Vereadores de Caruaru enriqueceram.

Levantamento realizado pelo Blog Falando de Política revela que a maioria os vereadores de Caruaru, praticamente, triplicou o patrimônio durante o mandato de quatro anos

http://www.jornalextra.com.br/portal/falandodepolitica/2012/07/17/vereadores-de-caruaru-ficam-mais-ricos-a-cada-quatro-anos/

Para alguns, o cargo de vereador não oferece vantagens suficientes para exercer nem mesmo as funções legislativas. Engano. O sistema responsável pela divulgação das candidaturas registradas em todos os municípios do Brasil (DivulgaCand2012), no site do Tribunal Superior Eleitoral (TSE), revela que a evolução patrimonial dessa nova elite econômica duplica, em geral, a cada quatro anos.

Os legisladores de Caruaru, por exemplo, comprovam essa tese. Dos atuais 15 vereadores, apenas dois não triplicaram o respectivo patrimônio. Curiosamente, dois dos casos de sucesso e ascensão social referem-se, justamente, aos vereadores que não disputam a reeleição. O acréscimo nos bens deles ultrapassou 300 %, no período da legislatura. A maior média de crescimento patrimonial dos edis caruaruenses alcançou 739%, durante o exercício do mandato.

O sucesso na política e ascensão social começa na edilidade.

Os membros da atual legislatura de Caruaru (2009/2012) não fogem à regra. Alguns, inclusive, triplicaram o patrimônio. O vereador Bruno Lambreta (PP) foi quem mais logrou o êxito financeiro. Antes de eleger-se em 2008, ocupava a função de servidor público estadual. O vereador é o único cargo público em que é permitido o acumulo de salários. Nesse caso, Bruno aumentou o patrimônio declarado à Justiça Eleitoral em 739%, em quatro anos.

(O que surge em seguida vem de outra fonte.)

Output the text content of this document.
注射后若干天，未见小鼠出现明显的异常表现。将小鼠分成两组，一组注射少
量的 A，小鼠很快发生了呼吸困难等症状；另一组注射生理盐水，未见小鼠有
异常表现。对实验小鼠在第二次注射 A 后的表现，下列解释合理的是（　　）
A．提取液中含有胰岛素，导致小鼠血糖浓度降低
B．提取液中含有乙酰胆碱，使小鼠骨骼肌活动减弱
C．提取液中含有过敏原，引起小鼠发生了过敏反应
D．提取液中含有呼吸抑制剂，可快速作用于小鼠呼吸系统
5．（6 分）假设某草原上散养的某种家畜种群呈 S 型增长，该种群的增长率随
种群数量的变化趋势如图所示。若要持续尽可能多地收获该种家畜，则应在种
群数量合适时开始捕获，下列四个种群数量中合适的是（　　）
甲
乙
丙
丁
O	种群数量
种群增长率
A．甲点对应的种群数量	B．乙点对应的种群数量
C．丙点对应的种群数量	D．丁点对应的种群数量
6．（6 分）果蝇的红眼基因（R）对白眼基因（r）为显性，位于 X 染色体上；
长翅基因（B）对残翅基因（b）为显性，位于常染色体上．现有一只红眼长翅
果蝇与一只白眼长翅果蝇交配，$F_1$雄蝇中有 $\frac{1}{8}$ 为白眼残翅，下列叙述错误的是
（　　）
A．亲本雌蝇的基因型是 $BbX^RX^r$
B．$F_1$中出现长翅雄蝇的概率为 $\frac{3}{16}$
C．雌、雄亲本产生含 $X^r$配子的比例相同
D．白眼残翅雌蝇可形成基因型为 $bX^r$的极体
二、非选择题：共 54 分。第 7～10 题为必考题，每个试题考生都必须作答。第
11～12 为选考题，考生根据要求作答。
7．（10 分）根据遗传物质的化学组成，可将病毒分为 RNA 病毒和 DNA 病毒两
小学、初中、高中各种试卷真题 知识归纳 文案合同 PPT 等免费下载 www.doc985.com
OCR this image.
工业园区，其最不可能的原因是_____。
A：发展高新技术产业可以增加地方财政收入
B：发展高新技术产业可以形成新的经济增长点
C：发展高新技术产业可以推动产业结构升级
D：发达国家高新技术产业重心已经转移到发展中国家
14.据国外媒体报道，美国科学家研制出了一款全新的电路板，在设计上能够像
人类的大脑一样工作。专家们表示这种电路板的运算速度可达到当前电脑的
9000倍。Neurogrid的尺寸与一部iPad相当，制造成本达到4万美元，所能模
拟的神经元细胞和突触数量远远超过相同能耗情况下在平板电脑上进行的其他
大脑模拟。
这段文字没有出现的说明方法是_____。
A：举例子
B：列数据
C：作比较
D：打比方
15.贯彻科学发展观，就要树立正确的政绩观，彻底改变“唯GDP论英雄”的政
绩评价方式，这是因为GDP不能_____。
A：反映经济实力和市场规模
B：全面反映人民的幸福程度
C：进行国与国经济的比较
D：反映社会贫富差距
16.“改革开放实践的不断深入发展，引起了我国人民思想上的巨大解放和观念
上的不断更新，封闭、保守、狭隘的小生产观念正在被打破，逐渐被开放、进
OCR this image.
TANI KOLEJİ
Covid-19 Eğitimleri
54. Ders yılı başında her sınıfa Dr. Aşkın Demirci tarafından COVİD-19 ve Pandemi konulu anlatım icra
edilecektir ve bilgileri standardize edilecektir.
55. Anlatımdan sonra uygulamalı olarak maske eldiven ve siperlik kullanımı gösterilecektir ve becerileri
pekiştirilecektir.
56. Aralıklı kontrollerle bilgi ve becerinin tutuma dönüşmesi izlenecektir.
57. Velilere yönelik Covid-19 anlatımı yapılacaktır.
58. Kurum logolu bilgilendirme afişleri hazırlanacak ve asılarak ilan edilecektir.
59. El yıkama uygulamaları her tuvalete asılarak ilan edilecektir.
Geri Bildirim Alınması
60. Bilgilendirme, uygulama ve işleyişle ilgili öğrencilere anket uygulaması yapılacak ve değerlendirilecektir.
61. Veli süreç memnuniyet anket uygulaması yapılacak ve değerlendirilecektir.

O vereador Rogério Meneses (PT) chega em 2º lugar, entre aqueles que obtiveram um farto crescimento patrimonial. Há quatro anos, o petista (que vai pleitear a Prefeitura de Imaculada-PB) declarou bens avaliados em R$ 55 mil. Neste ano a declaração dele subiu para R$ 214 mil, que representa um acréscimo de 389%, durante o período do mandato.

Ainda no último pleito municipal, em 2008, o vereador Diogo Cantarelli (PSDB) possuía bens totalizados em R$ 48,4 mil. O aumento do patrimônio dele subiu para R$ 169 mil, quatro anos mais tarde. A rentabilidade do jovem tucano, que desistiu da reeleição para disputar o cargo de vice-prefeito na chapa de oposição, representou um percentual de 352%, em quatro anos.

Apesar de exercer o mandato por apenas dois anos, o suplente de vereador, Louro do Juá (DEM), conseguiu elevar seu patrimônio em 245%, que representa uma média de 60% ao ano. O demista é o 4º, na posição entre os vereadores caruaruenses mais bem sucedidos financeiramente. A riqueza de Louro subiu de R$ 66 mil para R$ 163,5 mil, entre 2008 e 2012.

Em 5º lugar, pontuou o vereador Edmilson do Salgado (PCdoB). O comunista elevou a herança para seus filhos numa média de 59% ao ano, que representam um crescimento dos bens declarados em 237%, no decorrer do mandato.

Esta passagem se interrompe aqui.